INGI Seminar

November 07, 2018

12:50 - 13:50

Louvain-la-Neuve

Shannon Room - Maxell building a.105

Measurements As First-class Artifacts

by Paolo Laffranchini, Ph.D. candidate in the Erasmus Mundus Joint Doctorate in Distributed Computing program

The emergence of programmable switches has sparked a significant amount of work on new techniques to perform more powerful measurement tasks, for instance, to obtain fine-grained traffic and network performance statistics. Previous work has focused on the efficiency of these measurements alone and has neglected flexibility, resulting in solutions that are hard to reuse or repurpose and that often overlap in functionality or goals. In this paper, we propose the use of a set of reusable primitive building blocks that can be composed to express measurement tasks in a concise and simple way. We describe the rationale for the design of our primitives, that we have named MAFIA (Measurements As FIrst-class Artifacts), and using several examples we illustrate how they can be combined to realize a comprehensive range of network measurement tasks. Writing MAFIA code does not require expert knowledge of low-level switch architecture details.
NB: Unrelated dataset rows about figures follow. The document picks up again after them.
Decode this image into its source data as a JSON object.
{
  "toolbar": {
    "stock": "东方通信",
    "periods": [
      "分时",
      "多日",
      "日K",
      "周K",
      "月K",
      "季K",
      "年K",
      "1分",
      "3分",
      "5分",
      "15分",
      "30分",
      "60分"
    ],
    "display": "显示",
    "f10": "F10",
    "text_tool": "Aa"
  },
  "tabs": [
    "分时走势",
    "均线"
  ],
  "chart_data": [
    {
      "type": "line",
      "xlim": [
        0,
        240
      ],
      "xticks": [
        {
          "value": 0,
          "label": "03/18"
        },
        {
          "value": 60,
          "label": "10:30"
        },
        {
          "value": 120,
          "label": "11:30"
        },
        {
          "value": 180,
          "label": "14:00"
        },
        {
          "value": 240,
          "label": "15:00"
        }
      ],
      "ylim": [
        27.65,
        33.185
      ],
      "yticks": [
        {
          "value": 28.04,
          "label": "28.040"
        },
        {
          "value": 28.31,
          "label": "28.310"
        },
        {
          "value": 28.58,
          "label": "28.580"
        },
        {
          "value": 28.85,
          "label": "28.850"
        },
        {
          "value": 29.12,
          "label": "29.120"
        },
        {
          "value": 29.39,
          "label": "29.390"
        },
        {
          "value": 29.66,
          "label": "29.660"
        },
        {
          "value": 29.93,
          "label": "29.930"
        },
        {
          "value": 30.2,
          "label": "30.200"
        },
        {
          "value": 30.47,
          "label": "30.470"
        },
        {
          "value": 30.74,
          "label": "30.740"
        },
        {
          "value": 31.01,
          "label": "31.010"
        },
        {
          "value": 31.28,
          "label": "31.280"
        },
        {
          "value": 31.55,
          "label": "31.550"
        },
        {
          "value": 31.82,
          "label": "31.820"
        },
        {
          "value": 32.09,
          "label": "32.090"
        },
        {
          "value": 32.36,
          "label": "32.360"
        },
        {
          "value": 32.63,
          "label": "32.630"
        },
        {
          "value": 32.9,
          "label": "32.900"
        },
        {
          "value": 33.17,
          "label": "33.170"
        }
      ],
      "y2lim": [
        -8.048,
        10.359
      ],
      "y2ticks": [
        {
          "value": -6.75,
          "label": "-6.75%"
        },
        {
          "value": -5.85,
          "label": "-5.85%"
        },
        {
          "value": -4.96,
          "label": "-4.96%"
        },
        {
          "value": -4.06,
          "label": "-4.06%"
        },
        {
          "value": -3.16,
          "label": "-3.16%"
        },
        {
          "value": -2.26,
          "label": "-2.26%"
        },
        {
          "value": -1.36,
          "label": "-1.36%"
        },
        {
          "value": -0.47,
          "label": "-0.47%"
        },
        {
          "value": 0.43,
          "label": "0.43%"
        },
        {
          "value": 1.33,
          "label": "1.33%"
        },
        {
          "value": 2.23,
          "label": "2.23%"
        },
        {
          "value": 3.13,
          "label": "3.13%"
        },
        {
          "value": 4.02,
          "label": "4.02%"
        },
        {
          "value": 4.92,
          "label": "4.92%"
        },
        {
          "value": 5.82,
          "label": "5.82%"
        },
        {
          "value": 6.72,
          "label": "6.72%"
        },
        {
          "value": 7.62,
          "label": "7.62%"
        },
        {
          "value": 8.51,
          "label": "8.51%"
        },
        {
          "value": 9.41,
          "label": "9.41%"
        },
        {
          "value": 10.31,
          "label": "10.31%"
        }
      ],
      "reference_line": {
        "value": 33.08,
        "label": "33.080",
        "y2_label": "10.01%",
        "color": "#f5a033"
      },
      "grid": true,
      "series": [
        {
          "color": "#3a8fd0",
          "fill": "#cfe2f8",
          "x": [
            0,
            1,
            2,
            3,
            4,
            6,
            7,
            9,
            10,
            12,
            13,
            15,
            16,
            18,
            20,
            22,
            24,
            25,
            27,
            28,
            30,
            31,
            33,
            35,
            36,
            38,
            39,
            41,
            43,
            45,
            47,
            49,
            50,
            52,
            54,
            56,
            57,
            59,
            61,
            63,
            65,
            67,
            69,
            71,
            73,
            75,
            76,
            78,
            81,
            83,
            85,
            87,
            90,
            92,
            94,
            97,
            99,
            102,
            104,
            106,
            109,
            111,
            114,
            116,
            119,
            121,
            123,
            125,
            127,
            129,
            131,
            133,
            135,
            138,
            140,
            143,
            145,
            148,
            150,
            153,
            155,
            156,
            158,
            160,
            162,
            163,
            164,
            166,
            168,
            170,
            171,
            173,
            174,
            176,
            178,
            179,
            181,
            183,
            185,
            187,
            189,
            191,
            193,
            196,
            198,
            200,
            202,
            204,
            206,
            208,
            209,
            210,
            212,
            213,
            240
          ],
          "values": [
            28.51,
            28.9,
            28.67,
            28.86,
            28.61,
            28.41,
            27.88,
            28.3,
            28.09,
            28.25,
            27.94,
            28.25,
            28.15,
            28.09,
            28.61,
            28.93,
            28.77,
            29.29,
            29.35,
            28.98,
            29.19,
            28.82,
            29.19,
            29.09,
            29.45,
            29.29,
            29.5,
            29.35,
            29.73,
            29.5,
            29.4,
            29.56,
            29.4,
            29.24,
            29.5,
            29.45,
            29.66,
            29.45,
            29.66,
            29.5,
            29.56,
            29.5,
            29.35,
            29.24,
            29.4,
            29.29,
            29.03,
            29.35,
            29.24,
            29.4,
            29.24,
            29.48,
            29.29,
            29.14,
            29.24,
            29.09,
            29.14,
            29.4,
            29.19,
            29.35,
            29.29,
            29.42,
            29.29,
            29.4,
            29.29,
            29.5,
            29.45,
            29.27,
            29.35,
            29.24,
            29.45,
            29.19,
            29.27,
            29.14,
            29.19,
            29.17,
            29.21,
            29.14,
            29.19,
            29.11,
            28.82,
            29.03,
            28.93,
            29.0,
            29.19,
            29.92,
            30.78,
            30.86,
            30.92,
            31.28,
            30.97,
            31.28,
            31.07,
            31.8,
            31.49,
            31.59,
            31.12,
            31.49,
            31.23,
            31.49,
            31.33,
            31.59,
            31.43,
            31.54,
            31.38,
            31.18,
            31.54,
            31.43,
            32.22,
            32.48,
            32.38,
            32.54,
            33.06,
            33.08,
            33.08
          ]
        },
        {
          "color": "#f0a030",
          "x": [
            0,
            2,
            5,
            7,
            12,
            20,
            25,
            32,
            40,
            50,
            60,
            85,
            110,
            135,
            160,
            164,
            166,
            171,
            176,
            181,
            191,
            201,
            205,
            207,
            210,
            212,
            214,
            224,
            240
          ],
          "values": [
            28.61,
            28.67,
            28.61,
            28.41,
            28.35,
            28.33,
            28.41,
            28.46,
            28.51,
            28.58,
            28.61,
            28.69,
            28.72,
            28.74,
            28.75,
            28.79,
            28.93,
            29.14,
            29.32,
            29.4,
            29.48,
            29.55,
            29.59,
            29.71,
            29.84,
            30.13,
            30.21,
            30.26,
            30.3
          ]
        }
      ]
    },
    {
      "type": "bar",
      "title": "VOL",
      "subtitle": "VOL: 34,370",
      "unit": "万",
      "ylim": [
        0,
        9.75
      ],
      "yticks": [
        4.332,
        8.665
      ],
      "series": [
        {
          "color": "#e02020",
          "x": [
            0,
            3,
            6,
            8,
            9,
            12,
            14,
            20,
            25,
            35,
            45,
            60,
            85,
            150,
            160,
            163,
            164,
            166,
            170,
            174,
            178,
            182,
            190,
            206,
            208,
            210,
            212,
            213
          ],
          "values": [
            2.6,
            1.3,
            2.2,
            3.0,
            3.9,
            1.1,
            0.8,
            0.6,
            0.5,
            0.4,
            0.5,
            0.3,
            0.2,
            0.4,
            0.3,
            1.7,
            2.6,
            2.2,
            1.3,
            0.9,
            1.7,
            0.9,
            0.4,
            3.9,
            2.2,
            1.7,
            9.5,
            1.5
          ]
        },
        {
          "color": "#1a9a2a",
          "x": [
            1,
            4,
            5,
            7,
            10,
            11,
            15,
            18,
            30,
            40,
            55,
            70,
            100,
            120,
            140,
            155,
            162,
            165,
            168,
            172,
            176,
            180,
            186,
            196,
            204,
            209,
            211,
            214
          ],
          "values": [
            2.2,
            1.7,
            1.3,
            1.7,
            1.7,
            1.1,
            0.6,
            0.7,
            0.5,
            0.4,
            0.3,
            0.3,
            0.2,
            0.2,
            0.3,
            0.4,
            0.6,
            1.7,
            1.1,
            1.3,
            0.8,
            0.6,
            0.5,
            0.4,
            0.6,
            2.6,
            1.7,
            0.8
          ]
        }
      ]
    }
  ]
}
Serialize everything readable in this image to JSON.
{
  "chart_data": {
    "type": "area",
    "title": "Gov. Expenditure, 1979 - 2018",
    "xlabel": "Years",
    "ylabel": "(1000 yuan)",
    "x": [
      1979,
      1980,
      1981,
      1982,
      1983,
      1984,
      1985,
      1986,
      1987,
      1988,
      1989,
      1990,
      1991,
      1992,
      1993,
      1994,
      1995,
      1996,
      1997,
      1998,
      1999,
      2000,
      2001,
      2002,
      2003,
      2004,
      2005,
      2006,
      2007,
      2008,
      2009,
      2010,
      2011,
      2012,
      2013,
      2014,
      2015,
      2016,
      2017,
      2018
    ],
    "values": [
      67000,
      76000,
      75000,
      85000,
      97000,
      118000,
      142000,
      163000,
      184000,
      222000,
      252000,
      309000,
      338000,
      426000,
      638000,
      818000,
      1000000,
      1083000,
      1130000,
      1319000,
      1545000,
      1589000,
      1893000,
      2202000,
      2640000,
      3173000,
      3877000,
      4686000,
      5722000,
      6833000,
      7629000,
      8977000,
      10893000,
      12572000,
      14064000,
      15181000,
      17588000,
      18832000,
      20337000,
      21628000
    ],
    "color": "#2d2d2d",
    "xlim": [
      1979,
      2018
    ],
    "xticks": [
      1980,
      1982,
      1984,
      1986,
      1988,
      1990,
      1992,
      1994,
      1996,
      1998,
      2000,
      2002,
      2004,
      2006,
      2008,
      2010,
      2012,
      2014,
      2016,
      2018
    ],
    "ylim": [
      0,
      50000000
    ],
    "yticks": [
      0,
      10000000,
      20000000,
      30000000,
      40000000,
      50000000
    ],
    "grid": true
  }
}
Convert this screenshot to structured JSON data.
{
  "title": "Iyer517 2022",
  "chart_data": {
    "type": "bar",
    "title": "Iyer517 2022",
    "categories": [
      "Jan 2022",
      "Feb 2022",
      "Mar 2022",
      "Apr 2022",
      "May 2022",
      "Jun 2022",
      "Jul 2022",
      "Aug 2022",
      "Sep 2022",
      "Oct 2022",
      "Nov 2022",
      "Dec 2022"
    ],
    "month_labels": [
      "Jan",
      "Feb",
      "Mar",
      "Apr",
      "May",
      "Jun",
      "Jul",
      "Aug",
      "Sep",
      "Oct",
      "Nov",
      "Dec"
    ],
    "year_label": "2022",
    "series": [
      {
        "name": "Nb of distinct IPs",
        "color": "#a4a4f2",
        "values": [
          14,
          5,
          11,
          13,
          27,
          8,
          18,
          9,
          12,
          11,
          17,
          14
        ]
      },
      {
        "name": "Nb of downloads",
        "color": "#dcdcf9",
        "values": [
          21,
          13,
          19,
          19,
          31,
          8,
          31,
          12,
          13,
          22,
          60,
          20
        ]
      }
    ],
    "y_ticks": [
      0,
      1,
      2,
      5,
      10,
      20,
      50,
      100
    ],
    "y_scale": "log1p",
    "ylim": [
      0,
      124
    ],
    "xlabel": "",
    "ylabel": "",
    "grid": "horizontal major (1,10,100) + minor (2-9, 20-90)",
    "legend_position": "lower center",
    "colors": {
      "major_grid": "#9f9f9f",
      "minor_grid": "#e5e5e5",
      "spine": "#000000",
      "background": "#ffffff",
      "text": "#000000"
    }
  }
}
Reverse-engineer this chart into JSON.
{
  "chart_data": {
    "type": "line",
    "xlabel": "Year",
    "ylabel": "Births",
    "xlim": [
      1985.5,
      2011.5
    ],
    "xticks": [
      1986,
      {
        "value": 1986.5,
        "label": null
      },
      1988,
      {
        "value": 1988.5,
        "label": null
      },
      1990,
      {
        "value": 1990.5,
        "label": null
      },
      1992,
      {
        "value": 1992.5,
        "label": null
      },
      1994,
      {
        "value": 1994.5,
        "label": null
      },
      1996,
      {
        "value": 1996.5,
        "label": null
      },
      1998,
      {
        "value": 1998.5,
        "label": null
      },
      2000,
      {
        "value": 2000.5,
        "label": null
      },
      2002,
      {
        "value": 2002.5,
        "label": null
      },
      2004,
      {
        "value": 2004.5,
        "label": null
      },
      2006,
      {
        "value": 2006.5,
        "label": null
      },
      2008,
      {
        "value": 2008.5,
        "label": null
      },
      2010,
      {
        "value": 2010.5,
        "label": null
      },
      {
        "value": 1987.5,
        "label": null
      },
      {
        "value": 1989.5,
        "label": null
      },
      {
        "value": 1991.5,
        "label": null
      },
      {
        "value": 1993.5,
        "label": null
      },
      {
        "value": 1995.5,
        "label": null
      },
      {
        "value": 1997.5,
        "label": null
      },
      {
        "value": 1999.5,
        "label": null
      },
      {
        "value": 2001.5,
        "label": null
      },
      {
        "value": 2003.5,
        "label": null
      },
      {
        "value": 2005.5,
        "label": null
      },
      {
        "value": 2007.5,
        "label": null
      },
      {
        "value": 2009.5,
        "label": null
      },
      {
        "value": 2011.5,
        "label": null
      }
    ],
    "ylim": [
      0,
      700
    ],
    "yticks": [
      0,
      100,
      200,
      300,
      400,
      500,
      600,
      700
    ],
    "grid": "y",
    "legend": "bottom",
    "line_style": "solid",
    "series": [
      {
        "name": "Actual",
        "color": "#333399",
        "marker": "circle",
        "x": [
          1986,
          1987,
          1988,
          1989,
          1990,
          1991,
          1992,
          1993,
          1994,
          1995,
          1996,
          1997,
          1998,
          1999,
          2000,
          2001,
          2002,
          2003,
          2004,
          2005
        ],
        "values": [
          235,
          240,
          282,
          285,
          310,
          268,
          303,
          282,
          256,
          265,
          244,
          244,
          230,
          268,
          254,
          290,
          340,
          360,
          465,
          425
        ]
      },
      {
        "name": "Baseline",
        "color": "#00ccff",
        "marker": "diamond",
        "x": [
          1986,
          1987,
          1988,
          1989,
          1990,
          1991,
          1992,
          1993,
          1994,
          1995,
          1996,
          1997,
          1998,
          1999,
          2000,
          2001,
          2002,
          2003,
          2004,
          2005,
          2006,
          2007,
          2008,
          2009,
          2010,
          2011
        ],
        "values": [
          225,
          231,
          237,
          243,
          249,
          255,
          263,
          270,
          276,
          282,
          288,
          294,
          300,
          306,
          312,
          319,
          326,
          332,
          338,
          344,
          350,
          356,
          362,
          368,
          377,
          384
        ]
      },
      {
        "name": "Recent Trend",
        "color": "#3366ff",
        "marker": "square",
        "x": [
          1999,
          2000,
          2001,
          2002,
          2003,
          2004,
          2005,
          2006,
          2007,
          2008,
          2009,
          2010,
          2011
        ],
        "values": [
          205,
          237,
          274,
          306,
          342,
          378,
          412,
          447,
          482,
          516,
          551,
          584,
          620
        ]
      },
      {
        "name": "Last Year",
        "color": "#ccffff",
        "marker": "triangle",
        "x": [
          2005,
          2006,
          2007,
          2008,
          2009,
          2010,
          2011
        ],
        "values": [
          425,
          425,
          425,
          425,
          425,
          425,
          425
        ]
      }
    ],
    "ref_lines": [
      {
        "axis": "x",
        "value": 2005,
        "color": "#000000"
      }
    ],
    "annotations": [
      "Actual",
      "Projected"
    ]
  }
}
Using a prototype implementation of MAFIA, we demonstrate the applicability of our approach and show that the use of our primitives results in compiled code that is comparable in size and resource usage with manually written specialized P4 code, and can be run in current hardware.

Paolo Laffranchini is a Computer Science engineer, currently a Ph.D. candidate in the Erasmus Mundus Joint Doctorate in Distributed Computing program at the Instituto Superior Tecnico of Lisbon and the Université catholique de Louvain. His research revolves around the area of Software- defined Networks, with a particular focus on network measurements.